Gemar Membaca Alkitab
Mari bertumbuh bersama dalam pengenalan akan Firman Tuhan setiap hari melalui renungan dan penelaahan Alkitab.
Tetapkan Satu Pilihan
Minggu, 22 Februari 2026 â Santapan Harian x GKI Perniagaan
Ayat Renungan
Titus 1:11-16
Audio Ayat
Audio Renungan
Hidup sebagai orang Kristen harus berlandaskan kebenaran. Yohanes mengatakan agar kita tidak boleh hidup suam-suam kuku (Why. 3:16). Kita perlu untuk menetapkan pilihan, apakah kita ingin menjadi orang Kristen yang sehat atau tidak menjadi orang percaya sama sekali.
Paulus dengan tegas memperingatkan jemaat Kreta agar mereka mengutamakan dan menjunjung tinggi ajaran yang benar. Melalui hal ini diharapkan mereka dapat memperlihatkan relasi yang intim dengan Allah dan juga mampu membentengi imannya menghadapi para penyesat dan ajaran palsu.
Salah satu bidat yang berkembang di Kreta ialah mencampuradukkan pemahaman iman Kristen dengan agama Yahudi.
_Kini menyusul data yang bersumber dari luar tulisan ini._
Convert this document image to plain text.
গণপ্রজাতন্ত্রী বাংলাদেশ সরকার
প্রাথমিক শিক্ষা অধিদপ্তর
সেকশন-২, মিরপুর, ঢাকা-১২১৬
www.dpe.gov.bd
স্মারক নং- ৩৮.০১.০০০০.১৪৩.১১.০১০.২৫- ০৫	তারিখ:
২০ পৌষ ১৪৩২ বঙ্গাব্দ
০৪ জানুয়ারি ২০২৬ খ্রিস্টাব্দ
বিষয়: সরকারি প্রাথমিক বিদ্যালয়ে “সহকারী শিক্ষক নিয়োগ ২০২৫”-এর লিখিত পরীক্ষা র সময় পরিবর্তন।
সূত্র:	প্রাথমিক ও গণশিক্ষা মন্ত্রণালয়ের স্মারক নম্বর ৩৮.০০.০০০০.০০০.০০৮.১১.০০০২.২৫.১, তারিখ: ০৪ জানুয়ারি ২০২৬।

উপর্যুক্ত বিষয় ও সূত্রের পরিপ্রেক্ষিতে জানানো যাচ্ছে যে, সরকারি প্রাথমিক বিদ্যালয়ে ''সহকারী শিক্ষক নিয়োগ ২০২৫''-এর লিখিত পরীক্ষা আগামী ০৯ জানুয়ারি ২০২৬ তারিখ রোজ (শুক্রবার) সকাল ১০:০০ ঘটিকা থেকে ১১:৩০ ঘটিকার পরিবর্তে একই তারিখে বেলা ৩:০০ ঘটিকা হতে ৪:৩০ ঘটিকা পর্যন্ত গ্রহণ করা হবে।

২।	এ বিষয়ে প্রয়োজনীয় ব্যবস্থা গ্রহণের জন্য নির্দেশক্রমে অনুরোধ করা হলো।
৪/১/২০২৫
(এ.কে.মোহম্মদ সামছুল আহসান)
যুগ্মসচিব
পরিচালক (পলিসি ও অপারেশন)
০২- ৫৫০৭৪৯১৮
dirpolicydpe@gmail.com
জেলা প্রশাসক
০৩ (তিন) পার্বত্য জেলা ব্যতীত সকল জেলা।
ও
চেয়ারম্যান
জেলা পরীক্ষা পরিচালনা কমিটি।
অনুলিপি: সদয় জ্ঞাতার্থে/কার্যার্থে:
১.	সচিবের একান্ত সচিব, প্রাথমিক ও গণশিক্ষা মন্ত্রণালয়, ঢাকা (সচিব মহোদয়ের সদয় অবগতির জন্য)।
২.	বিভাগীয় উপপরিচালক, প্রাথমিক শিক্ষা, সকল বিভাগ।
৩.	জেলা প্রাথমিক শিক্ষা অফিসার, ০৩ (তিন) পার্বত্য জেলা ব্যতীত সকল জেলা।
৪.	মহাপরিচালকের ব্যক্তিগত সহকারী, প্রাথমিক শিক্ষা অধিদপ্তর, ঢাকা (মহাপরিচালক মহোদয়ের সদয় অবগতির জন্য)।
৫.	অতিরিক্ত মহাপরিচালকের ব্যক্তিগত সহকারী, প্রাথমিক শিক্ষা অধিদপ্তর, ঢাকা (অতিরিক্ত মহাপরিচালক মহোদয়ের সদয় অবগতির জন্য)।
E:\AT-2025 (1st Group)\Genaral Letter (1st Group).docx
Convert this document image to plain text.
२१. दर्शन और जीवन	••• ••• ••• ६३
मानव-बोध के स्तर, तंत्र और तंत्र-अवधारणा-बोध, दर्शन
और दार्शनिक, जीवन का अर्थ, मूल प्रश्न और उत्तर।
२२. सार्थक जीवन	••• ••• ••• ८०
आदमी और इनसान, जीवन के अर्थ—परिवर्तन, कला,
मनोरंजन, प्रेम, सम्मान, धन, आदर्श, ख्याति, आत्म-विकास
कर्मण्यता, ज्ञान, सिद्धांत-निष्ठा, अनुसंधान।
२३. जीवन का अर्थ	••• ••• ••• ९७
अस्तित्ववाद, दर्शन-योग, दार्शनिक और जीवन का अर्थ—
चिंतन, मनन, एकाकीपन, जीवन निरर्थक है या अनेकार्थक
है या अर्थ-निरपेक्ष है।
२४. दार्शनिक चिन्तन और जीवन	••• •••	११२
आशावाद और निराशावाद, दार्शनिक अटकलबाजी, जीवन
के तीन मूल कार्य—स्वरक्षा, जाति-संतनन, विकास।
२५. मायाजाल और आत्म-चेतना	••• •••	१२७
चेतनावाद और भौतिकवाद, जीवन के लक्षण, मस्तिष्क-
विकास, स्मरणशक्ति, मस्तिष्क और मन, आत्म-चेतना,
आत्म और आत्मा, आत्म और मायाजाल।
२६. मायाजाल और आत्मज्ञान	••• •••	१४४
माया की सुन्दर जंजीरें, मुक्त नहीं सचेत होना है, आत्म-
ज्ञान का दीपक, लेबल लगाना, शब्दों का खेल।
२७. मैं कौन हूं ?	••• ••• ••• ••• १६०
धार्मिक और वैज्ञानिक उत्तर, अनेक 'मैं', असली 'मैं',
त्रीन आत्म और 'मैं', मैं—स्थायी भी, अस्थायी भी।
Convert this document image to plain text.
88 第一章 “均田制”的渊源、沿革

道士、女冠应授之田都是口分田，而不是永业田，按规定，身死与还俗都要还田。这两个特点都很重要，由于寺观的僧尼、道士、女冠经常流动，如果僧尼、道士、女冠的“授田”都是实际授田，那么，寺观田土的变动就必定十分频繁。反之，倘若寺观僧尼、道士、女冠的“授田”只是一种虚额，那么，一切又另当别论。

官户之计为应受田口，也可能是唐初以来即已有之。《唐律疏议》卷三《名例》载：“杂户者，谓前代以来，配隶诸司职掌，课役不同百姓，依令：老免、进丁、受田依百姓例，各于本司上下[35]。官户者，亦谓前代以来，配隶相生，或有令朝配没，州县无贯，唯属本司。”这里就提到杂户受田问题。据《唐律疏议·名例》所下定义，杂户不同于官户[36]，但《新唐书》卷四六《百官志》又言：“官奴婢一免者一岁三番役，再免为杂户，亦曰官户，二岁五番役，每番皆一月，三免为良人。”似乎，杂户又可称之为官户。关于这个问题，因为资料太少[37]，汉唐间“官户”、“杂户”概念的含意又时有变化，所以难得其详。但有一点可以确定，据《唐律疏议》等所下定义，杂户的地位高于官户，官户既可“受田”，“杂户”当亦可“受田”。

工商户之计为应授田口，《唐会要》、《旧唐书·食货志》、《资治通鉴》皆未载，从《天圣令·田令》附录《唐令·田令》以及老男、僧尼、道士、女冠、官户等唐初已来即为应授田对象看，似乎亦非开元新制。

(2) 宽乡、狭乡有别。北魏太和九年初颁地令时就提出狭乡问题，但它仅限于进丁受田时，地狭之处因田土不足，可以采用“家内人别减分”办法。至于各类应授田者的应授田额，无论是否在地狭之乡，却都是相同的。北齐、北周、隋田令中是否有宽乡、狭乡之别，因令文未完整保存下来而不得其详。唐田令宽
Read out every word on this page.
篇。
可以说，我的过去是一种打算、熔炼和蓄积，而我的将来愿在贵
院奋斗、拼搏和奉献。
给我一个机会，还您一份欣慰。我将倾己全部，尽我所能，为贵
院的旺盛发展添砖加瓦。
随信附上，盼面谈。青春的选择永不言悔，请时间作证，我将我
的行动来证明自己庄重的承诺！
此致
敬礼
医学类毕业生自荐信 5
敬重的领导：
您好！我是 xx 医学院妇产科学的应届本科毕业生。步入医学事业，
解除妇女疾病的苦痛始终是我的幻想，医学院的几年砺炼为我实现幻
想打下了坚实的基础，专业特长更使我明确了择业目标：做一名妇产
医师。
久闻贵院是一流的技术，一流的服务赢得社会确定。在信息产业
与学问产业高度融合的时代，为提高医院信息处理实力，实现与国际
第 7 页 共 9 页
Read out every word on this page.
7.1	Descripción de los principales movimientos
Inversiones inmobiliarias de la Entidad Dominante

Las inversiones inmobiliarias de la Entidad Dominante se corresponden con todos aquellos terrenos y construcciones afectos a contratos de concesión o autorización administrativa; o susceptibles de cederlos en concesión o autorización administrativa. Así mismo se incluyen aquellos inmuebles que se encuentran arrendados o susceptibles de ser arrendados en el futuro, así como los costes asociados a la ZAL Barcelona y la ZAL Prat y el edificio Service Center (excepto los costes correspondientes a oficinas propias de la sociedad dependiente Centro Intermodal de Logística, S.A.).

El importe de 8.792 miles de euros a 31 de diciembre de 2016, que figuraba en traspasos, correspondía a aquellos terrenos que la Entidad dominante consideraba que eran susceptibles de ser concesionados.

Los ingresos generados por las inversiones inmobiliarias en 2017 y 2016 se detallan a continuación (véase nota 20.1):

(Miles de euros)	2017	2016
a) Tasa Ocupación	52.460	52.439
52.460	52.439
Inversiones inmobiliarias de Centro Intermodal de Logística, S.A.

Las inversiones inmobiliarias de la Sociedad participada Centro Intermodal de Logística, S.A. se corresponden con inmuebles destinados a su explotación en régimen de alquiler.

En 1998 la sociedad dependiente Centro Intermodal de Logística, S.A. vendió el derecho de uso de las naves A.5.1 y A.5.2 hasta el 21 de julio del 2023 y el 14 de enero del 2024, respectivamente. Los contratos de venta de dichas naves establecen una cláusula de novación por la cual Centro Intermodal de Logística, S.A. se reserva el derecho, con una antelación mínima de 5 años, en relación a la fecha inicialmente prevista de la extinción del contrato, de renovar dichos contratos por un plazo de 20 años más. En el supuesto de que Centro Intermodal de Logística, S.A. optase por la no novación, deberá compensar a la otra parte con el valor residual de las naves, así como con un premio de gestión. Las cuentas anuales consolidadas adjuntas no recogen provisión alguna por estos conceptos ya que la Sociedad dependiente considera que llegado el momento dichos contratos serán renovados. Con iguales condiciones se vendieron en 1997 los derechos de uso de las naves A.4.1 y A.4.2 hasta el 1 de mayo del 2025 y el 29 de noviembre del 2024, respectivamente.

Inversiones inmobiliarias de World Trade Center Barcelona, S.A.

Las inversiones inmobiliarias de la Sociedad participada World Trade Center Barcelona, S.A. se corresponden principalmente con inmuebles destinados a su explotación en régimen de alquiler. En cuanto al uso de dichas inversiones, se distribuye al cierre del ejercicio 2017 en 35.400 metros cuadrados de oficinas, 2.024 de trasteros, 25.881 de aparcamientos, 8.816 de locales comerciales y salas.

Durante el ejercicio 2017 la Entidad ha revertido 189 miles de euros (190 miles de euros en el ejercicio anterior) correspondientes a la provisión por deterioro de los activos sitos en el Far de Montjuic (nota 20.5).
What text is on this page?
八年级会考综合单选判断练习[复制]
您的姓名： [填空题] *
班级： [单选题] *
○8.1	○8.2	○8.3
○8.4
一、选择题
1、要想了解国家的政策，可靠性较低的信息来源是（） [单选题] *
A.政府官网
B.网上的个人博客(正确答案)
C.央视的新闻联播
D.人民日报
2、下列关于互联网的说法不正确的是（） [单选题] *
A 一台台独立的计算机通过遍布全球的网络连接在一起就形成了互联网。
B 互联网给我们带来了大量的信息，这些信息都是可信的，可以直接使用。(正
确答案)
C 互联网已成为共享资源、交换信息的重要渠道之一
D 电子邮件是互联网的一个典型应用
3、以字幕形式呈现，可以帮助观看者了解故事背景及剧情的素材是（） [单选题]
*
Selain itu, mereka mengaku percaya kepada Tuhan Yesus dan mengenal Allah, tetapi hidupnya tidak tertib, menyesatkan, mengacaukan, tidak sehat dalam iman, berpaling dari kebenaran, perbuatannya tidak mencerminkan pengenalan akan Tuhan, keji, durhaka, serta berlaku tidak benar. Karena itu, Paulus memerintahkan Titus menegur mereka dengan keras!
Peringatan dan didikan yang Allah berikan melalui hamba-hamba-Nya merupakan cara Tuhan untuk menjaga dan mengajar umat Allah agar hidup seturut firman-Nya. Selain itu, umat Allah semakin memahami kebenaran Tuhan dan dapat mempertahankan imannya terhadap serangan dari para penyesat yang mencoba menggoyahkan keyakinan mereka pada Allah.
Pada zaman ini, pengajaran palsu dapat hadir dalam berbagai bentuk, antara lain: melalui khotbah di gereja, film, buku bacaan, dan pergaulan di lingkungan sekitar. Karena itu, kita perlu waspada dan menjalin relasi yang benar dengan Allah melalui pembacaan Firman, perenungan, serta pembelajaran Alkitab yang baik.
Renungkan: Banyak pemahaman dunia yang berupaya menggeser keyakinan kita dan sikap hidup yang benar sesuai firman Tuhan. Siapkah kita menghadapinya dan bertahan dalam iman kepada Kristus?